Internal UN projections now warn that without additional cost-cutting or a surge in payments, the organization will run a $1.1 billion shortfall by year’s end. That would exhaust its reserves and leave the global body unable to fund its General Assembly, peacekeeping missions, or human rights operations as early as September. Guterres, in a letter seen by The Economist, has warned that the peacekeeping budget could run dry by mid-year.
The UN’s budget problems stem from a mix of chronic late payments and uncollected dues. Member states are required to pay their assessed contributions annually, based largely on the size of their economies. But many now pay late—some not at all. In 2024, nearly 15% of total contributions arrived in December, undermining the UN’s ability to manage expenses throughout the year. As of now, 41 countries—including the U.S., Argentina, and Venezuela—owe a combined $760 million in unpaid dues. Just 49 nations paid on time.
The U.S. and China, each responsible for about 20% of the UN’s total budget, are among the most consequential delinquents. While China did pay its bill in 2023, the money didn’t arrive until December 27th—too late to be fully spent, triggering a rebate under UN rules that forced the organization to return unused funds to all members, even those who hadn’t paid. The UN now estimates that it will have to issue a $300 million rebate in 2026 and a $600 million rebate in 2027—roughly 17% of its entire operating budget.
The situation with the United States is potentially more destabilizing. A White House memo reportedly indicates that President Trump is considering a total suspension of America’s $2.3 billion in annual dues as part of a broader reevaluation of U.S. involvement in international organizations. Trump had previously frozen payments to global bodies, dismantled USAID, and ordered a sweeping review of U.S. commitments to multilateral institutions, including the UN.
Under Article 19 of the UN Charter, any country that fails to pay its dues for two consecutive years risks losing its voting rights in the General Assembly. The U.S. currently owes around $3 billion—just shy of the $4.5 billion threshold that would trigger the rule. If Trump follows through, the U.S. could lose its vote by 2027.
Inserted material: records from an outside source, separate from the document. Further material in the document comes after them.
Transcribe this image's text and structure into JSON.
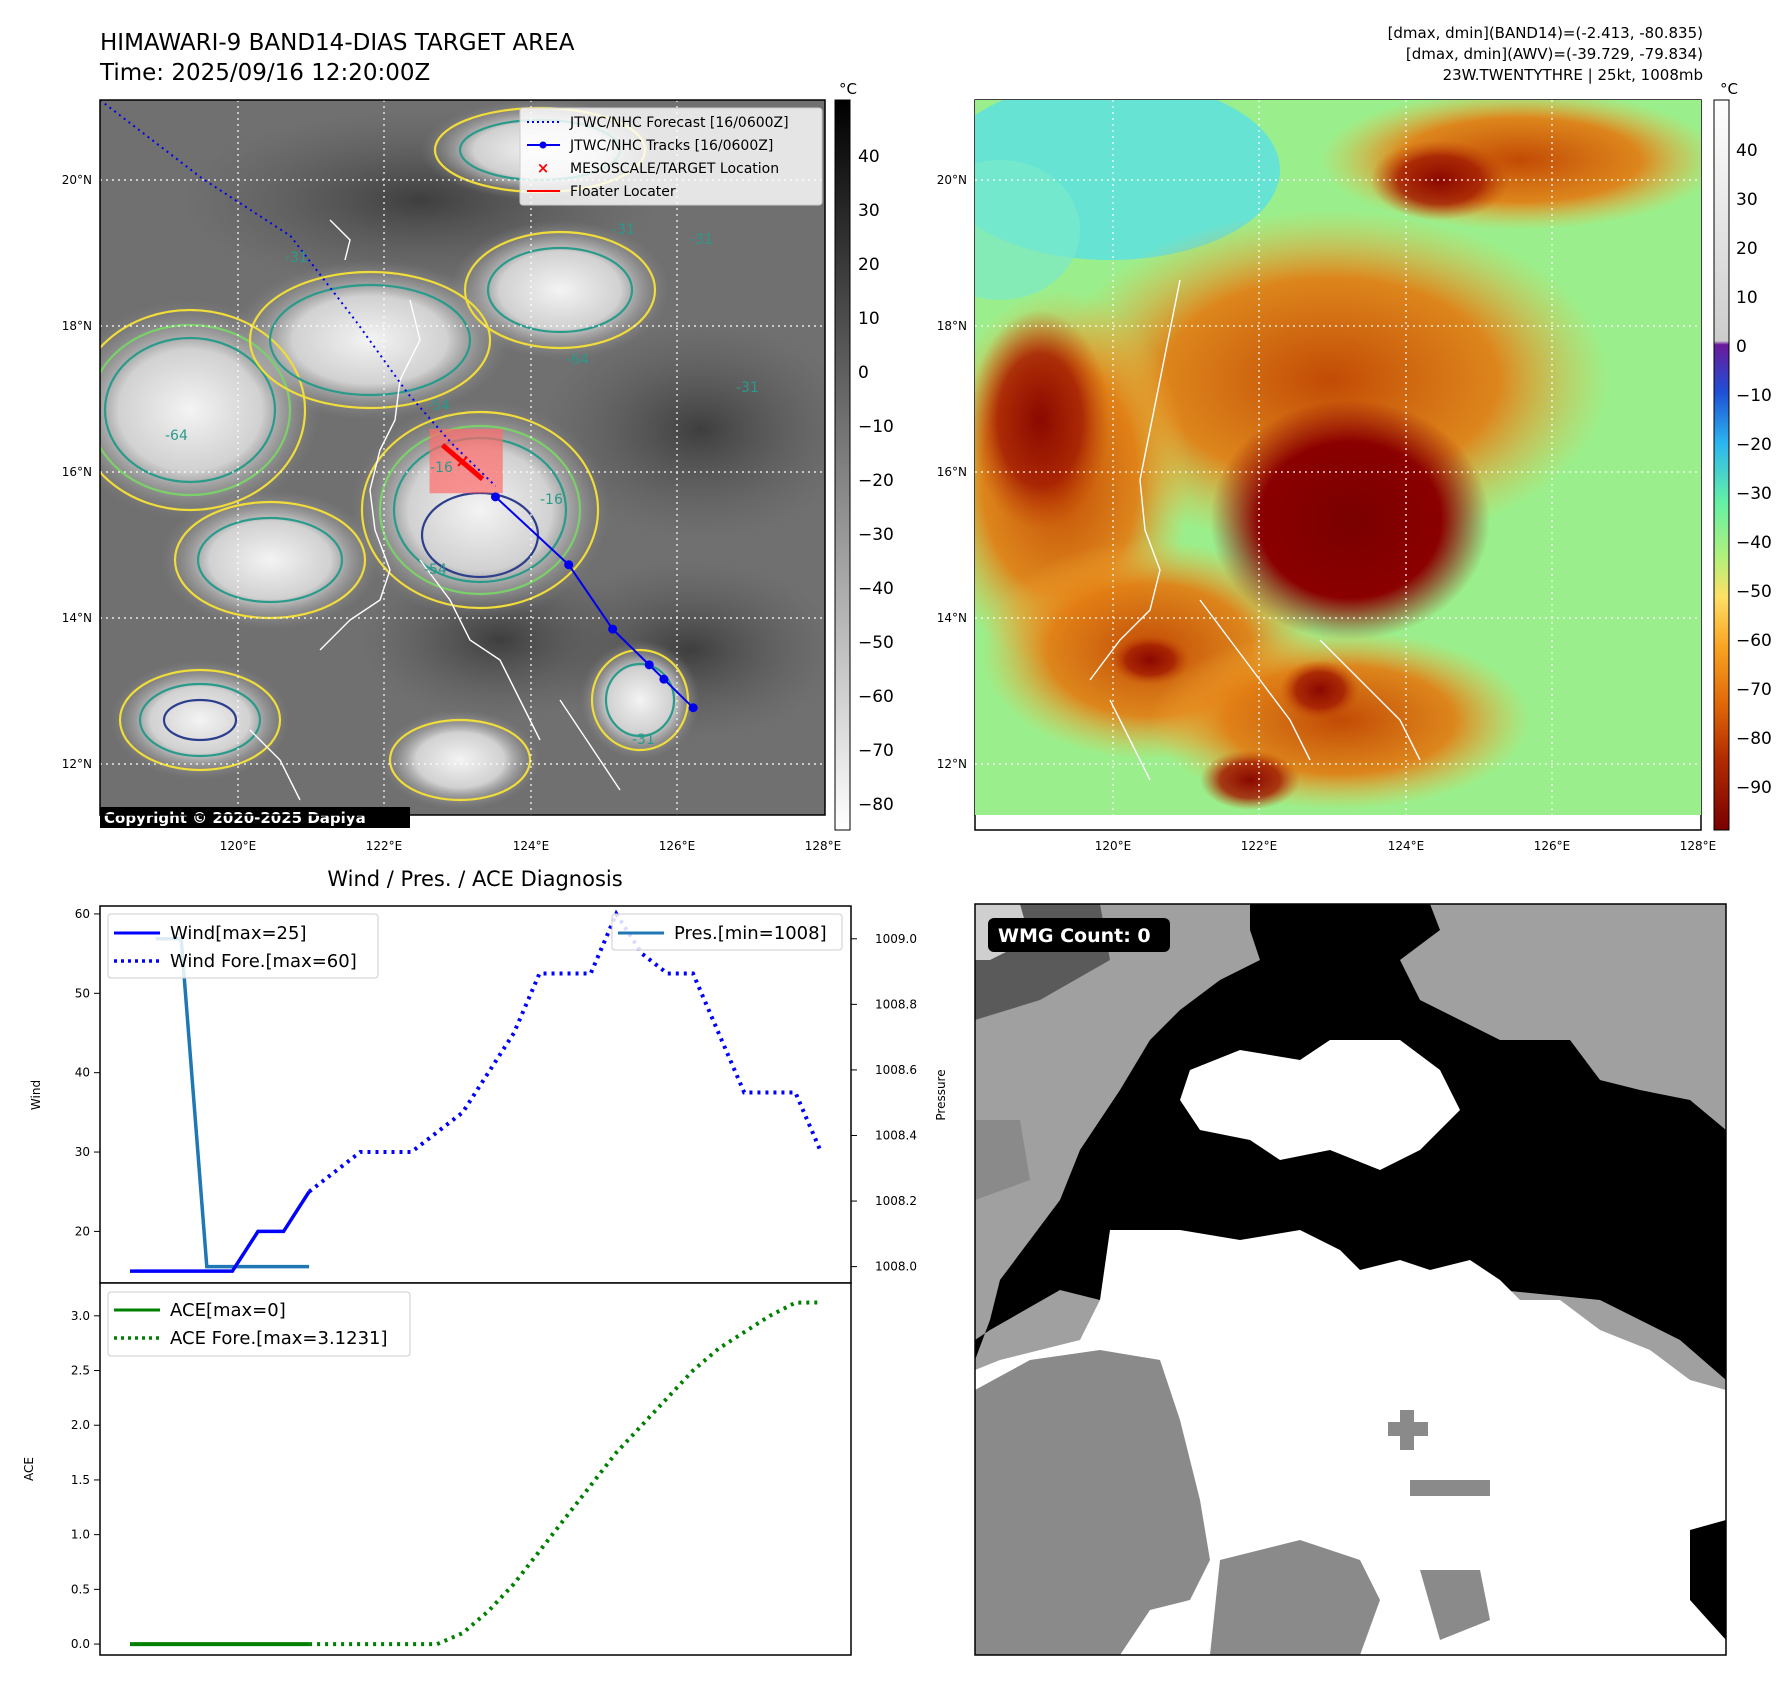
{
  "header": {
    "title": "HIMAWARI-9 BAND14-DIAS TARGET AREA",
    "time": "Time: 2025/09/16 12:20:00Z",
    "info_line1": "[dmax, dmin](BAND14)=(-2.413, -80.835)",
    "info_line2": "[dmax, dmin](AWV)=(-39.729, -79.834)",
    "info_line3": "23W.TWENTYTHRE | 25kt, 1008mb",
    "copyright": "Copyright © 2020-2025 Dapiya"
  },
  "colors": {
    "forecast_track": "#0000ee",
    "observed_track": "#0000ee",
    "target_marker": "#ff0000",
    "target_box": "#ff6b6b",
    "wind": "#0000ff",
    "pressure": "#1f77b4",
    "ace": "#008000"
  },
  "maps": {
    "lon_ticks": [
      "120°E",
      "122°E",
      "124°E",
      "126°E",
      "128°E"
    ],
    "lat_ticks": [
      "20°N",
      "18°N",
      "16°N",
      "14°N",
      "12°N"
    ],
    "extent": {
      "lon_min": 118.1,
      "lon_max": 128.0,
      "lat_min": 11.1,
      "lat_max": 21.1
    },
    "left_colorbar": {
      "unit": "°C",
      "ticks": [
        "40",
        "30",
        "20",
        "10",
        "0",
        "−10",
        "−20",
        "−30",
        "−40",
        "−50",
        "−60",
        "−70",
        "−80"
      ]
    },
    "right_colorbar": {
      "unit": "°C",
      "ticks": [
        "40",
        "30",
        "20",
        "10",
        "0",
        "−10",
        "−20",
        "−30",
        "−40",
        "−50",
        "−60",
        "−70",
        "−80",
        "−90"
      ]
    },
    "legend": [
      {
        "label": "JTWC/NHC Forecast [16/0600Z]",
        "style": "dotted"
      },
      {
        "label": "JTWC/NHC Tracks [16/0600Z]",
        "style": "line-dot"
      },
      {
        "label": "MESOSCALE/TARGET Location",
        "style": "x"
      },
      {
        "label": "Floater Locater",
        "style": "red-line"
      }
    ],
    "forecast_track": [
      [
        118.1,
        21.1
      ],
      [
        119.5,
        20.0
      ],
      [
        120.7,
        19.2
      ],
      [
        121.6,
        18.0
      ],
      [
        122.3,
        17.0
      ],
      [
        122.9,
        16.3
      ],
      [
        123.5,
        15.7
      ]
    ],
    "observed_track": [
      {
        "lon": 123.5,
        "lat": 15.55
      },
      {
        "lon": 124.5,
        "lat": 14.6
      },
      {
        "lon": 125.1,
        "lat": 13.7
      },
      {
        "lon": 125.6,
        "lat": 13.2
      },
      {
        "lon": 125.8,
        "lat": 13.0
      },
      {
        "lon": 126.2,
        "lat": 12.6
      }
    ],
    "target_box": {
      "lon_min": 122.6,
      "lon_max": 123.6,
      "lat_min": 15.6,
      "lat_max": 16.5
    },
    "target_location": {
      "lon": 123.05,
      "lat": 16.05
    },
    "contour_labels": [
      "-31",
      "-31",
      "-31",
      "-31",
      "-54",
      "-64",
      "-64",
      "-16",
      "-16",
      "-54",
      "-31"
    ]
  },
  "wmg": {
    "label": "WMG Count: 0"
  },
  "chart_data": [
    {
      "type": "line",
      "title": "Wind / Pres. / ACE Diagnosis",
      "ylabel": "Wind",
      "ylabel_right": "Pressure",
      "ylim": [
        13.5,
        61
      ],
      "y_ticks": [
        "20",
        "30",
        "40",
        "50",
        "60"
      ],
      "ylim_right": [
        1007.95,
        1009.1
      ],
      "y_ticks_right": [
        "1008.0",
        "1008.2",
        "1008.4",
        "1008.6",
        "1008.8",
        "1009.0"
      ],
      "series": [
        {
          "name": "Wind[max=25]",
          "axis": "left",
          "style": "solid",
          "x": [
            0,
            3,
            4,
            5,
            6,
            7
          ],
          "values": [
            15,
            15,
            15,
            20,
            20,
            25
          ]
        },
        {
          "name": "Wind Fore.[max=60]",
          "axis": "left",
          "style": "dotted",
          "x": [
            7,
            8,
            9,
            10,
            11,
            12,
            13,
            14,
            15,
            16,
            17,
            18,
            19,
            20,
            21,
            22,
            23,
            24,
            25,
            26,
            27
          ],
          "values": [
            25,
            27.5,
            30,
            30,
            30,
            32.5,
            35,
            40,
            45,
            52.5,
            52.5,
            52.5,
            60,
            55,
            52.5,
            52.5,
            45,
            37.5,
            37.5,
            37.5,
            30
          ]
        },
        {
          "name": "Pres.[min=1008]",
          "axis": "right",
          "style": "solid",
          "x": [
            1,
            2,
            3,
            4,
            5,
            6,
            7
          ],
          "values": [
            1009.0,
            1009.0,
            1008.0,
            1008.0,
            1008.0,
            1008.0,
            1008.0
          ]
        }
      ]
    },
    {
      "type": "line",
      "ylabel": "ACE",
      "ylim": [
        -0.1,
        3.3
      ],
      "y_ticks": [
        "0.0",
        "0.5",
        "1.0",
        "1.5",
        "2.0",
        "2.5",
        "3.0"
      ],
      "series": [
        {
          "name": "ACE[max=0]",
          "style": "solid",
          "x": [
            0,
            7
          ],
          "values": [
            0,
            0
          ]
        },
        {
          "name": "ACE Fore.[max=3.1231]",
          "style": "dotted",
          "x": [
            7,
            12,
            13,
            14,
            15,
            16,
            17,
            18,
            19,
            20,
            21,
            22,
            23,
            24,
            25,
            26,
            27
          ],
          "values": [
            0,
            0,
            0.1,
            0.3,
            0.55,
            0.85,
            1.15,
            1.45,
            1.75,
            2.0,
            2.25,
            2.5,
            2.7,
            2.85,
            3.0,
            3.12,
            3.1231
          ]
        }
      ]
    }
  ]
}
This would not be the first time a major power tested the limits. During the Cold War, both France and the Soviet Union withheld payments over disputes regarding peacekeeping missions. To avoid enforcing the penalties, the General Assembly simply stopped holding votes—paralyzing the body out of fear that enforcing the rule would break it entirely.
Today, with cash drying up and political will fraying, UN diplomats are again sifting through precedents from the past—searching for answers, and bracing for what could be a seismic blow to the institution.